Bij de eerste aanblik is dit schilderij van Karel Appel vreemd en verward, een picturale chaos waar niets onmiddellijk herkenbaars thuishoort, doch het werk is kleurrijk, heftig en opwindend, het houdt het oog in de ban.
De kleur boeit door haar primair geweld en door haar dubbele tegenstelling tussen de warme kleuren roodgeel en de koude blauwen enerzijds en tussen wit en zwart anderzijds.
De kleur heeft een psychische inhoud en een symboliek. Delacroix, Kandinsky e.a. hebben daarover heel wat geschreven.
Zo is volgens Kandinsky het geel de typische aardse kleur en als dusdanig de kleur van het bewuste en concrete, het rood de kleur van energie, intensiteit, macht en mannelijke maturiteit, terwijl het blauw als typische hemelse kleur behoort tot het subjectieve, het onbewust en de droom.
Rood, geel, blauw: de drie hoofdkleuren vormen bij K. Appel contrasten, felheid, uitbarsting, kreet in verf. Doch niet enkel de kleur, ook de vorm is bij de eerste blik verward. En nochtans... Enerzijds zien wij brede onregelmatige vlekken: rood, zwart, blauw. De variëteit der kleuren wordt hier herleid tot de twee uitersten gescheiden door zwarte omtrekken die de kleur verhevigen. Verder zijn er onrustige en grillige vlekjes, linten en stoeiende lijnen in geel en wit, dan weer in rood en blauw. Zij breken de brede kleurenvlakken en bewegen zich in vlugge en nerveuze kleurannotaties vanuit de rechter benedenhoek in schuine opwaartse bewegingen naar de rustige blauwzwarte vlekken in de linker bovenhoek. Een tweede beweging begint van de rechter bovenzijde langs een rode diagonaal naar de rode punt van de pijl in de linker benedenhoek. Daar stuwt een gele wand de rode middenmassa weer opwaarts.

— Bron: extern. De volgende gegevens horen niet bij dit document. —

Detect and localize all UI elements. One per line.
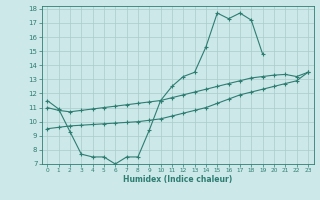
X-axis label: Humidex (Indice chaleur): Humidex (Indice chaleur): [123, 175, 232, 184]
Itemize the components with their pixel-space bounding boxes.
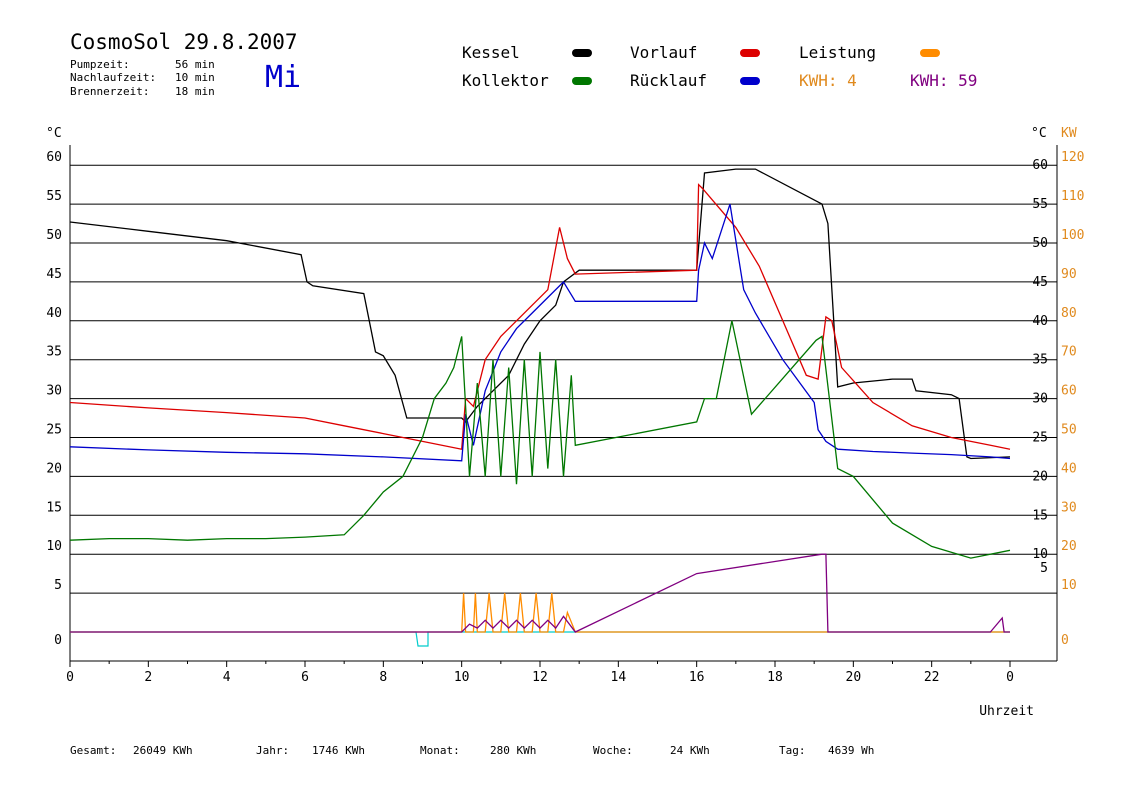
legend-kessel-swatch [572,49,592,57]
series-line-vorlauf [69,183,1011,450]
info-value-1: 56 min [175,58,215,71]
legend-kollektor: Kollektor [462,71,549,90]
y-tick-right-temp: 15 [1032,508,1048,523]
y-tick-left: 40 [46,306,62,321]
info-value-2: 10 min [175,71,215,84]
y-tick-right-temp: 5 [1040,561,1048,576]
x-tick-label: 0 [1006,670,1014,685]
y-tick-left: 45 [46,267,62,282]
info-label-3: Brennerzeit: [70,85,150,98]
footer-tag-value: 4639 Wh [828,744,875,757]
y-tick-right-temp: 25 [1032,431,1048,446]
y-tick-right-temp: 35 [1032,353,1048,368]
x-tick-label: 10 [454,670,470,685]
x-tick-label: 0 [66,670,74,685]
legend-vorlauf: Vorlauf [630,43,698,62]
y-tick-right-power: 100 [1061,228,1084,243]
y-tick-left: 55 [46,189,62,204]
footer-tag-label: Tag: [779,744,806,757]
y-tick-left: 10 [46,539,62,554]
y-tick-right-temp: 60 [1032,158,1048,173]
x-tick-label: 14 [611,670,627,685]
info-value-3: 18 min [175,85,215,98]
x-tick-label: 4 [223,670,231,685]
x-tick-label: 18 [767,670,783,685]
x-tick-label: 2 [144,670,152,685]
y-tick-left: 15 [46,500,62,515]
y-tick-right-temp: 30 [1032,392,1048,407]
y-tick-left: 60 [46,150,62,165]
y-tick-left: 50 [46,228,62,243]
y-axis-unit-right: °C [1031,126,1047,141]
y-tick-right-temp: 20 [1032,469,1048,484]
y-tick-right-power: 120 [1061,150,1084,165]
legend-kwh-purple: KWH: 59 [910,71,978,90]
y-tick-right-power: 20 [1061,539,1077,554]
footer-jahr-value: 1746 KWh [312,744,365,757]
baseline-line [70,631,1010,647]
series-line-leistung [70,593,1010,633]
footer-monat-value: 280 KWh [490,744,537,757]
legend-kwh-orange: KWH: 4 [799,71,857,90]
legend-vorlauf-swatch [740,49,760,57]
y-tick-right-temp: 45 [1032,275,1048,290]
y-tick-left: 35 [46,345,62,360]
y-tick-right-power: 90 [1061,267,1077,282]
x-tick-label: 16 [689,670,705,685]
x-tick-label: 22 [924,670,940,685]
y-tick-left: 5 [54,578,62,593]
y-tick-left: 20 [46,461,62,476]
x-tick-label: 12 [532,670,548,685]
info-label-1: Pumpzeit: [70,58,130,71]
footer-monat-label: Monat: [420,744,460,757]
footer-gesamt-value: 26049 KWh [133,744,193,757]
y-tick-right-power: 80 [1061,306,1077,321]
legend-ruecklauf: Rücklauf [630,71,708,90]
y-tick-right-power: 0 [1061,633,1069,648]
x-axis-label: Uhrzeit [979,704,1034,719]
y-axis-unit-left: °C [46,126,62,141]
y-tick-right-temp: 40 [1032,314,1048,329]
y-tick-right-temp: 10 [1032,547,1048,562]
y-tick-right-power: 60 [1061,384,1077,399]
legend-kollektor-swatch [572,77,592,85]
footer-woche-value: 24 KWh [670,744,710,757]
y-tick-left: 30 [46,384,62,399]
weekday-label: Mi [265,60,302,95]
y-tick-right-power: 110 [1061,189,1084,204]
y-tick-right-power: 10 [1061,578,1077,593]
series-line-kollektor [69,320,1011,559]
x-tick-label: 8 [379,670,387,685]
y-tick-left: 0 [54,633,62,648]
y-tick-right-power: 30 [1061,500,1077,515]
series-line-kwh [70,553,1010,633]
y-axis-unit-power: KW [1061,126,1077,141]
footer-woche-label: Woche: [593,744,633,757]
legend-kessel: Kessel [462,43,520,62]
y-tick-right-power: 50 [1061,423,1077,438]
info-label-2: Nachlaufzeit: [70,71,157,84]
legend-leistung: Leistung [799,43,877,62]
series-line-kessel [69,168,1011,460]
y-tick-right-temp: 50 [1032,236,1048,251]
chart-title: CosmoSol 29.8.2007 [70,30,298,54]
legend-ruecklauf-swatch [740,77,760,85]
x-tick-label: 20 [846,670,862,685]
y-tick-right-temp: 55 [1032,197,1048,212]
y-tick-right-power: 70 [1061,345,1077,360]
x-tick-label: 6 [301,670,309,685]
legend-leistung-swatch [920,49,940,57]
y-tick-left: 25 [46,423,62,438]
y-tick-right-power: 40 [1061,461,1077,476]
footer-gesamt-label: Gesamt: [70,744,117,757]
footer-jahr-label: Jahr: [256,744,290,757]
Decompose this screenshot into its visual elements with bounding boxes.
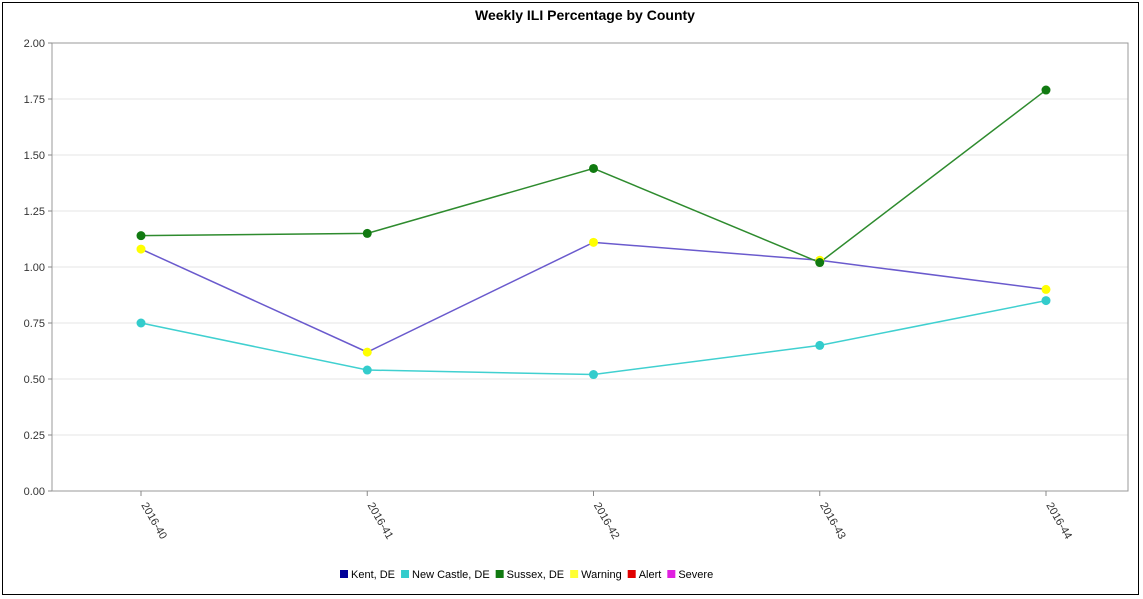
y-tick-label: 0.50 xyxy=(24,374,45,386)
legend-label: Warning xyxy=(581,569,622,581)
x-tick-label: 2016-40 xyxy=(138,501,169,542)
data-point xyxy=(136,231,146,241)
legend-swatch xyxy=(570,570,579,578)
legend-swatch xyxy=(495,570,504,578)
data-point xyxy=(1041,85,1051,95)
legend-swatch xyxy=(401,570,410,578)
x-tick-label: 2016-44 xyxy=(1043,501,1074,542)
legend-label: Kent, DE xyxy=(351,569,395,581)
legend: Kent, DE New Castle, DE Sussex, DE Warning A… xyxy=(340,569,713,581)
data-point xyxy=(362,347,372,357)
legend-label: Sussex, DE xyxy=(507,569,564,581)
y-tick-label: 2.00 xyxy=(24,38,45,50)
x-axis: 2016-40 2016-41 2016-42 2016-43 2016-44 xyxy=(138,491,1074,541)
legend-swatch xyxy=(667,570,676,578)
y-tick-label: 1.25 xyxy=(24,206,45,218)
y-axis: 0.00 0.25 0.50 0.75 1.00 1.25 1.50 1.75 2.00 xyxy=(24,38,52,498)
data-point xyxy=(589,237,598,247)
data-point xyxy=(362,228,372,238)
data-point xyxy=(589,370,598,380)
series-layer xyxy=(136,85,1051,380)
y-tick-label: 0.00 xyxy=(24,486,45,498)
data-point xyxy=(815,340,825,350)
data-point xyxy=(589,163,598,173)
series-line-2 xyxy=(140,89,1047,264)
y-tick-label: 1.00 xyxy=(24,262,45,274)
series-line-0 xyxy=(140,241,1047,353)
chart-title: Weekly ILI Percentage by County xyxy=(475,7,695,23)
y-tick-label: 0.75 xyxy=(24,318,45,330)
x-tick-label: 2016-42 xyxy=(591,501,622,542)
x-tick-label: 2016-43 xyxy=(817,501,848,542)
gridlines xyxy=(52,42,1128,492)
data-point xyxy=(815,258,825,268)
legend-swatch xyxy=(627,570,636,578)
legend-label: Severe xyxy=(678,569,713,581)
legend-label: Alert xyxy=(639,569,662,581)
legend-label: New Castle, DE xyxy=(412,569,490,581)
y-tick-label: 1.75 xyxy=(24,94,45,106)
x-tick-label: 2016-41 xyxy=(365,501,396,542)
y-tick-label: 1.50 xyxy=(24,150,45,162)
data-point xyxy=(1041,284,1051,294)
y-tick-label: 0.25 xyxy=(24,430,45,442)
data-point xyxy=(362,365,372,375)
legend-swatch xyxy=(340,570,348,578)
data-point xyxy=(1041,296,1051,306)
data-point xyxy=(136,318,146,328)
data-point xyxy=(136,244,146,254)
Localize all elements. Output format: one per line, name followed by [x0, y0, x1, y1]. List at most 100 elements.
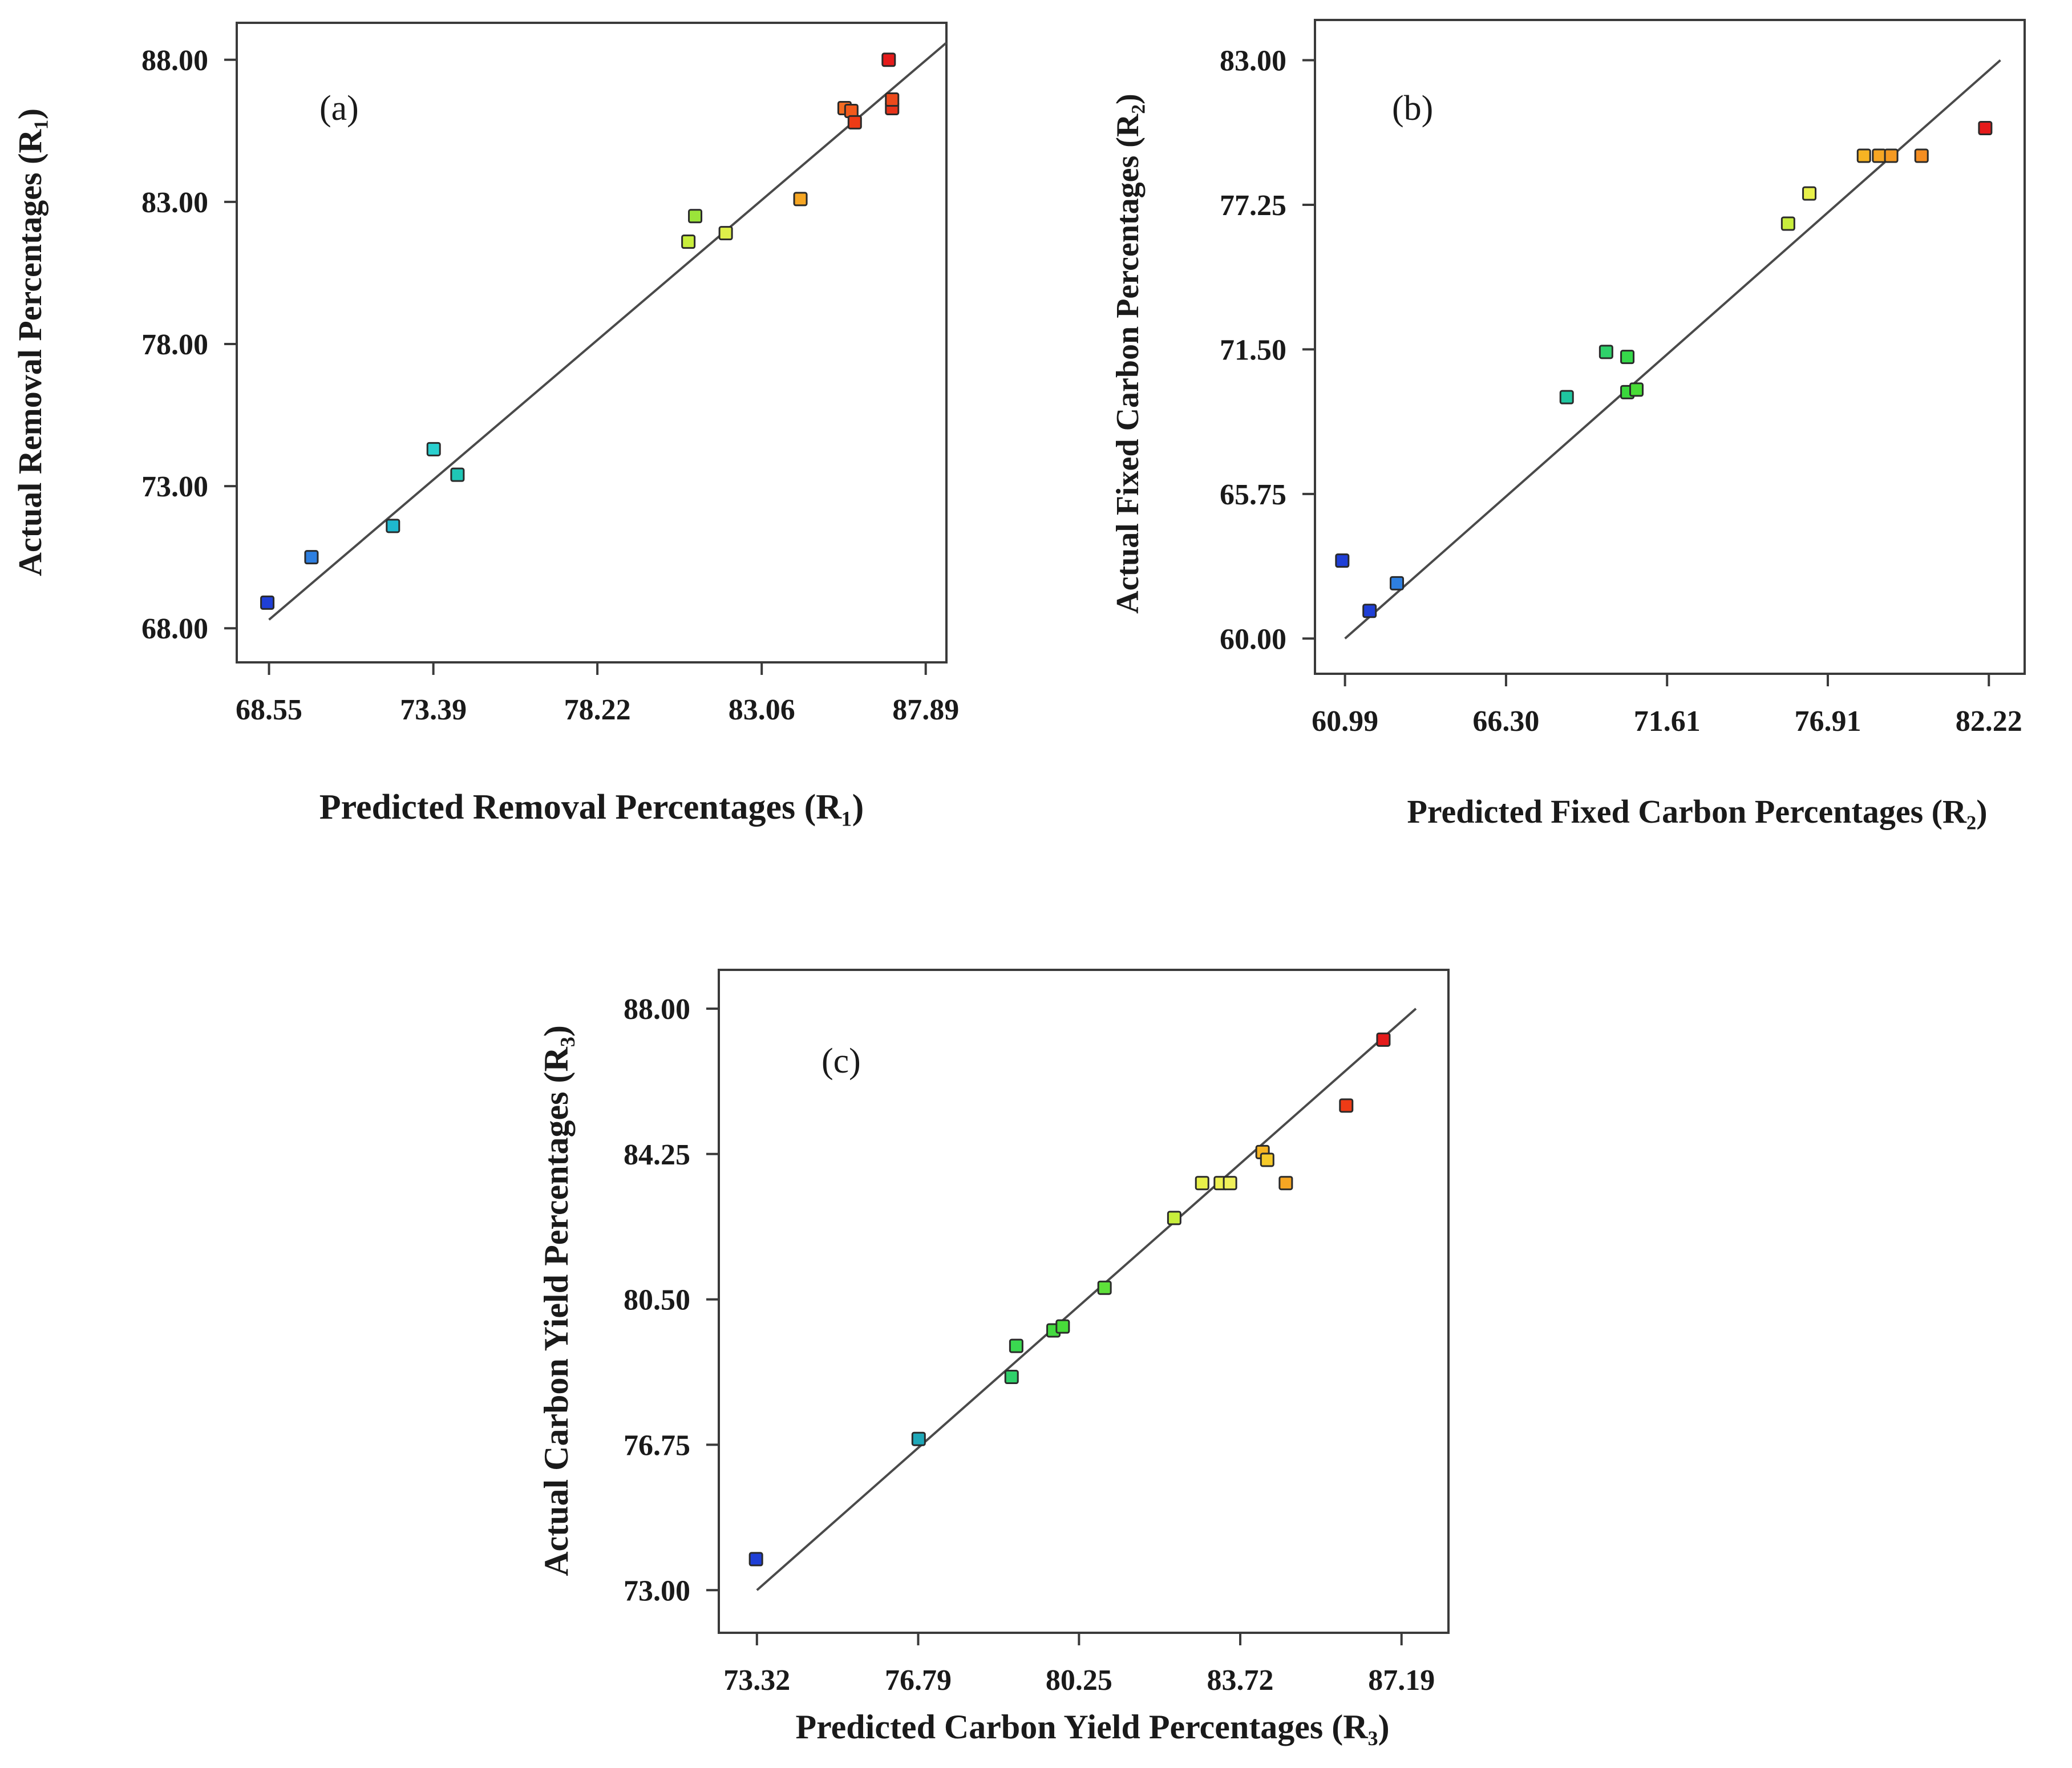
y-tick-label: 76.75 [624, 1429, 690, 1462]
y-axis-title-b: Actual Fixed Carbon Percentages (R₂) [1110, 94, 1146, 614]
y-tick-label: 68.00 [141, 613, 208, 645]
x-tick-label: 78.22 [564, 694, 631, 726]
data-point-c-7 [1097, 1280, 1112, 1295]
data-point-b-5 [1598, 345, 1613, 359]
data-point-a-1 [260, 595, 275, 610]
ticks-b [1302, 59, 1990, 686]
data-point-a-8 [718, 226, 733, 241]
x-tick-label: 73.32 [723, 1664, 790, 1697]
x-tick-label: 87.19 [1368, 1664, 1435, 1697]
data-point-c-8 [1167, 1211, 1181, 1225]
data-point-a-9 [793, 192, 808, 207]
plot-frame-b [1314, 19, 2026, 675]
data-point-a-3 [386, 519, 400, 533]
ytick-labels-c: 73.00 76.75 80.50 84.25 88.00 [624, 993, 690, 1607]
data-point-c-6 [1055, 1319, 1070, 1334]
y-tick-label: 71.50 [1220, 334, 1286, 366]
panel-label-c: (c) [821, 1042, 861, 1081]
data-point-c-4 [1009, 1338, 1023, 1353]
data-point-b-11 [1856, 148, 1871, 163]
x-tick-label: 76.91 [1794, 705, 1861, 738]
data-point-b-9 [1780, 216, 1795, 231]
data-point-a-4 [426, 442, 441, 456]
data-point-c-14 [1278, 1176, 1293, 1191]
x-axis-title-b: Predicted Fixed Carbon Percentages (R₂) [1407, 793, 1987, 830]
y-tick-label: 73.00 [141, 471, 208, 503]
ytick-labels-a: 68.00 73.00 78.00 83.00 88.00 [141, 44, 208, 645]
x-tick-label: 76.79 [885, 1664, 952, 1697]
data-point-b-4 [1559, 390, 1574, 404]
x-tick-label: 82.22 [1956, 705, 2022, 738]
fit-line-c [756, 1008, 1417, 1591]
data-point-a-13 [881, 52, 896, 67]
x-axis-title-c: Predicted Carbon Yield Percentages (R₃) [795, 1708, 1389, 1746]
data-point-a-6 [681, 234, 696, 249]
x-axis-title-a: Predicted Removal Percentages (R₁) [319, 788, 864, 827]
data-point-a-2 [304, 550, 319, 565]
x-tick-label: 71.61 [1634, 705, 1701, 738]
x-tick-label: 73.39 [400, 694, 467, 726]
x-tick-label: 60.99 [1312, 705, 1378, 738]
data-point-b-10 [1802, 186, 1817, 201]
data-point-b-6 [1620, 350, 1635, 365]
panel-label-b: (b) [1392, 89, 1433, 128]
x-tick-label: 83.72 [1207, 1664, 1274, 1697]
plot-frame-c [718, 969, 1450, 1634]
data-point-b-1 [1335, 553, 1350, 568]
data-point-a-15 [885, 92, 900, 107]
data-point-b-12 [1872, 148, 1887, 163]
x-tick-label: 80.25 [1046, 1664, 1112, 1697]
y-tick-label: 78.00 [141, 329, 208, 361]
data-point-b-13 [1884, 148, 1899, 163]
chart-panel-c: 73.32 76.79 80.25 83.72 87.19 73.00 76.75 80.5… [537, 969, 1450, 1746]
x-tick-label: 66.30 [1472, 705, 1539, 738]
y-tick-label: 80.50 [624, 1284, 690, 1317]
plot-frame-a [236, 22, 948, 663]
y-axis-title-a: Actual Removal Percentages (R₁) [11, 108, 48, 576]
data-point-b-14 [1914, 148, 1929, 163]
y-tick-label: 88.00 [141, 44, 208, 77]
data-point-c-9 [1195, 1176, 1209, 1191]
data-point-b-8 [1629, 382, 1644, 397]
xtick-labels-c: 73.32 76.79 80.25 83.72 87.19 [723, 1664, 1435, 1697]
data-point-c-1 [748, 1552, 763, 1567]
data-point-c-15 [1339, 1098, 1354, 1113]
fit-line-a [268, 42, 948, 621]
y-axis-title-c: Actual Carbon Yield Percentages (R₃) [537, 1025, 575, 1576]
data-point-a-12 [847, 115, 862, 130]
y-tick-label: 83.00 [1220, 45, 1286, 78]
data-point-b-15 [1978, 121, 1993, 136]
chart-panel-b: 60.99 66.30 71.61 76.91 82.22 60.00 65.75 71.5… [1110, 19, 2026, 830]
ytick-labels-b: 60.00 65.75 71.50 77.25 83.00 [1220, 45, 1286, 656]
data-point-c-2 [911, 1431, 926, 1446]
panel-label-a: (a) [319, 89, 359, 128]
data-point-b-2 [1362, 604, 1377, 618]
ticks-c [706, 1007, 1403, 1645]
y-tick-label: 88.00 [624, 993, 690, 1026]
y-tick-label: 83.00 [141, 187, 208, 219]
y-tick-label: 77.25 [1220, 189, 1286, 222]
chart-panel-a: 68.55 73.39 78.22 83.06 87.89 68.00 73.00 78.0… [11, 22, 959, 827]
fit-line-b [1344, 59, 2001, 640]
data-point-c-16 [1376, 1032, 1391, 1047]
y-tick-label: 84.25 [624, 1139, 690, 1171]
x-tick-label: 68.55 [236, 694, 302, 726]
data-point-b-3 [1390, 576, 1405, 590]
xtick-labels-a: 68.55 73.39 78.22 83.06 87.89 [236, 694, 959, 726]
data-point-c-11 [1223, 1176, 1237, 1191]
x-tick-label: 87.89 [892, 694, 959, 726]
y-tick-label: 60.00 [1220, 623, 1286, 656]
data-point-c-3 [1004, 1370, 1019, 1385]
data-point-a-5 [450, 467, 465, 482]
data-point-a-7 [688, 209, 703, 224]
points-b [1335, 121, 1993, 618]
ticks-a [224, 58, 927, 675]
y-tick-label: 73.00 [624, 1575, 690, 1607]
xtick-labels-b: 60.99 66.30 71.61 76.91 82.22 [1312, 705, 2022, 738]
data-point-c-13 [1260, 1152, 1274, 1167]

Men merkt stilaan dat de blijkbare chaos van kleur en vorm in feite een vorm en kleurdynamiek is die op een geordende wijze verloopt. Deze op en neergaande dynamiek verwekt de mobiliteit van het oog dat daardoor eerst langzaam tot de ontdekking komt van de vorm. Zo zien wij nu in het rood middenfiguur een kop met witte profiellijn en een door zwarte vlekjes aangeduid oog. Op het hoofd een hoedje met rode en gele kleuren en linten die zweven in de blauwe ruimte. In de rode punt van de pijl onderaan merken we een witte en een blauwe hand.
Onderaan rechts wellicht een vogel met blauwe, gele en rode veren. Uit de chaos doemt aldus een vreemd rood wezen op in voorover gebogen houding te midden van drie verschillende blauwe velden: in de linker bovenhoek nachtelijk en gelijkmatig blauw, in de rechter bovenhoek onrustiger en door witte lijnen verhelderd dagblauw en in de rechter benedenhoek geschakeerd door witte en gele spiegelbeelden het gebroken blauw van zuidelijke meren.
Een drukdoend, bezeten, op- en neergestuwde demon, mens en vogel, vreemd en vertrouwd, die tussen hemel en water zweeft en naar de gele aarde duikelt grijpend met onwezenlijke droomhanden : wit en blauw.
Chagall is niet veraf.
De titel van het schilderij: 'Vliegende Man'. Het had ook een andere titel kunnen zijn, zoveel benamingen als het voor U en mij anders zijn kan.